Sarah Owens reported that plans to open a women’s shelter on Front Street across from the Lighthouse Shelter are in the works.  Diane Rush of the Inside Out Church is working with the United Way of the Mid-Willamette Valley to put the project together.

Officers Smith and Merritt reported on the increase in camping downtown, particularly in the 600 block of Commercial Street, following the recent “sweeps” of camps in the area near Wallace Marine Park.  In August, the City’s legal department changed its position that adjacent property owners, who are responsible for maintenance of parking strips (areas between a sidewalk and the street), had the right to trespass people camping on them.  Officers now have been told that no one has authority to trespass campers on City rights-of-way unless they’re intentionally blocking them.  Police are trying to keep sidewalks clear. The question was asked whether camping was allowed in parks.  Smith said no.  Previously, the City’s legal department had treated parking strips as “parks” and trespassed people from them accordingly, but the legal department also has retracted that advice.  Pearl Dunn with The ARCHES Projects is in frequent contact with police about the campers.  Police can respond to blatant public cannabis and drug use. Public drunkenness is not a crime, but disorderly conduct is. Disorderly conduct is fighting or violent, tumultuous or threatening behavior, making unreasonable noise, obstructing pedestrian or vehicular traffic, or creating a hazardous or physically offensive condition (see ORS 166.025).   Charging someone with possession of stolen shopping cart requires the owner to press charges; TJ Max and Grocery Outlet will do that, but most other owners will not.  The camping ban/abandoned property provisions of Ordinance Bill 10-19 are intended to address both issues (shopping carts and camping in public rights-of-way).

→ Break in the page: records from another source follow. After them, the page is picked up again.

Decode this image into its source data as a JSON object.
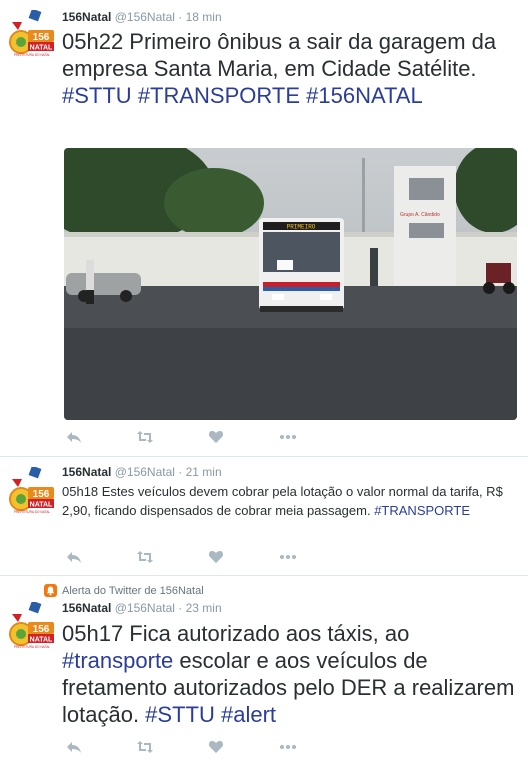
{
  "tweets": [
    {
      "name": "156Natal",
      "handle": "@156Natal",
      "sep": "·",
      "time": "18 min",
      "text_parts": [
        {
          "t": "05h22 Primeiro ônibus a sair da garagem da empresa Santa Maria, em Cidade Satélite. ",
          "ht": false
        },
        {
          "t": "#STTU",
          "ht": true
        },
        {
          "t": " ",
          "ht": false
        },
        {
          "t": "#TRANSPORTE",
          "ht": true
        },
        {
          "t": " ",
          "ht": false
        },
        {
          "t": "#156NATAL",
          "ht": true
        }
      ],
      "photo": {
        "bus_sign": "PRIMEIRO",
        "wall_sign": "Grupo A. Cândido"
      }
    },
    {
      "name": "156Natal",
      "handle": "@156Natal",
      "sep": "·",
      "time": "21 min",
      "text_parts": [
        {
          "t": "05h18 Estes veículos devem cobrar pela lotação o valor normal da tarifa, R$ 2,90, ficando dispensados de cobrar meia passagem. ",
          "ht": false
        },
        {
          "t": "#TRANSPORTE",
          "ht": true
        }
      ]
    },
    {
      "context": "Alerta do Twitter de 156Natal",
      "name": "156Natal",
      "handle": "@156Natal",
      "sep": "·",
      "time": "23 min",
      "text_parts": [
        {
          "t": "05h17 Fica autorizado aos táxis, ao ",
          "ht": false
        },
        {
          "t": "#transporte",
          "ht": true
        },
        {
          "t": " escolar e aos veículos de fretamento autorizados pelo DER a realizarem lotação. ",
          "ht": false
        },
        {
          "t": "#STTU",
          "ht": true
        },
        {
          "t": " ",
          "ht": false
        },
        {
          "t": "#alert",
          "ht": true
        }
      ]
    }
  ],
  "avatar": {
    "number": "156",
    "word": "NATAL",
    "tagline": "PREFEITURA DO NATAL"
  },
  "colors": {
    "hashtag": "#2b3d9b",
    "muted": "#8899a6",
    "text": "#292f33",
    "action": "#aab8c2",
    "alert": "#f4780e"
  },
  "icons": [
    "reply-icon",
    "retweet-icon",
    "like-icon",
    "more-icon",
    "alert-bell-icon"
  ]
}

The skate park across the street from Arches in Marion Square Park is another “clash area.”  Police have also been dealing with problems at the Transit Mall with rowdy youth smoking cannabis, drinking, etc.  They met recently with some of the adjacent businesses to discuss the problems there.  They said most of these youth are not experiencing homelessness, “some are from TLP, some headed in that direction, skipping school, etc.”  

The board heard a presentation by Program Director Breezy Aguirre on The ARCHES Project’s coordinated outreach program, and efforts in partnership with the United Way of the Mid-Willamette Valley to develop a mobile crisis assistance team based on Eugene’s CAHOOTS program.  The outreach program takes the relational approach to addressing difficult situations consistent with the CANDO Good Neighbor Guide.  The plan for the CAHOOTS-style HEART project (Homeless Emergency Assistance Response Team) is a pilot deploying 1 van, 5-6 FTE (1 EMT and 1 QMHP at $18/hr) on limited shifts, serving citywide, anyone in crisis (not just downtown, not just “homeless” and not 24/7). The target population is victims of systems trauma.  Systems trauma refers to the damage that results from systems that build in failure.  Twenty-five “key stakeholders” are meeting about the project tomorrow at United Way.  

There being no other business before the board, the Chair adjourned the meeting at 7:06 p.m.